Sweetgreen: A training ground for the elite

Blop Culture
Blop Culture
Published in
3 min readMay 26, 2019
Photo by Lefteris kallergis on Unsplash

I’ll start this off by saying that I like Sweetgreen. I really do. I like it so much that in the rare moments I decide to acknowledge my piggly wiggly belly pressing up against the waistline of my pants, I convince myself that a bowl of Sweetgreen will make it vamoose! In fact, I like Sweetgreen so much that I proudly strut into the fast-casual chain despite knowing I’ll receive disconcerting looks from other patrons for being a chubby negress.

But alas, like many upper-middle class establishments of our day, Sweetgreen has effectively become a place for the young, beautiful and fairer skinned. And this isn’t hyperbole. If you’ve never been to a Sweetgreen, I implore you to visit one during peak hours. What you’ll see is every fit white woman in a five mile-radius swaying in synchronization as they wait for their bowl of over-priced cabbage.

In all seriousness though, there is a clear dividing line of haves and have nots in a place like Sweetgreen. It’s impossible to not see how white the patrons are versus how colorful the employees are. A counter is the dividing line between the served and servers and it looks a lot like it did 100 years ago.

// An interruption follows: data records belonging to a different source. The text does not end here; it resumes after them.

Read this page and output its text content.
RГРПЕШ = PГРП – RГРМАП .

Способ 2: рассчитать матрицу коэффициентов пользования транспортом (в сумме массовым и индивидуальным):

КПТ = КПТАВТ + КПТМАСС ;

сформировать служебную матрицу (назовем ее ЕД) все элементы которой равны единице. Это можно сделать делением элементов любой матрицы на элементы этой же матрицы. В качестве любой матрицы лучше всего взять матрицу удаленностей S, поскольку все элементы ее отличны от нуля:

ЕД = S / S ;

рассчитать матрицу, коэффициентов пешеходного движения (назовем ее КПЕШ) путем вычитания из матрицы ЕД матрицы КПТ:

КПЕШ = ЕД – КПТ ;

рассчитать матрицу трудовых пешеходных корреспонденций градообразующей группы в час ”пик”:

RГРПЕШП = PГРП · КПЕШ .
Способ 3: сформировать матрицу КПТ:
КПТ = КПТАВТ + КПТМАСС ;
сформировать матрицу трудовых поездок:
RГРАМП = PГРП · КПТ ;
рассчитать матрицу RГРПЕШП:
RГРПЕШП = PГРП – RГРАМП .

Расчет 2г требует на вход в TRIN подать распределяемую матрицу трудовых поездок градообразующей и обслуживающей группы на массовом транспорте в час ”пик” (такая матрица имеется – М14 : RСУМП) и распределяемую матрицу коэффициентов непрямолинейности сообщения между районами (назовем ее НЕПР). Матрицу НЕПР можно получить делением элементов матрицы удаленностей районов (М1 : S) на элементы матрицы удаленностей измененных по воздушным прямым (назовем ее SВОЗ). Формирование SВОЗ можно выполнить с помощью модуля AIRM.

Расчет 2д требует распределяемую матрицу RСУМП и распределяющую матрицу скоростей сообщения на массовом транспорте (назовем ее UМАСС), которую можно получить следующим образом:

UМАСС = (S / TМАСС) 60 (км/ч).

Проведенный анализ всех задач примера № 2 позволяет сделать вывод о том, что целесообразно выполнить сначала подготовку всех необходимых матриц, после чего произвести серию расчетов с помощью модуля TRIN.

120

Photo by Irina on Unsplash

To me, environments like Sweet Green serve as a training ground for how to numb oneself to this divide, if not become comfortable with it. A place where you go to flaunt your sameness and ability to participate in a culture that is, despite its subtlety, elitist. But I say this not as an indictment of others, but as a critique of my own willingness to participate in this culture.

While I’m a chubby negress, I’m fortunate in other ways. I make decent money, have an exciting job at a tech company and casually spend time with very well-known entrepreneurs and celebrities. This is what you’d call privilege and even as a chubby negress, one can have it. Moreover, the pull to participate in this privilege even further is strong, especially when you spend time with individuals who don’t think twice about that privilege.

The elitism creeps in slowly and innocently. You order an Uber despite knowing you could just as easily take the train. You order your groceries on Amazon Prime Now instead of doing your own food shopping. And you overspend on a salad at Sweetgreen despite knowing that its creators never really considered you when building the stores’ feng shui.

I say all this to say, that when you can…

Take the train, do your own groceries and make your own fucking salad, and take a break from the various training grounds of elites.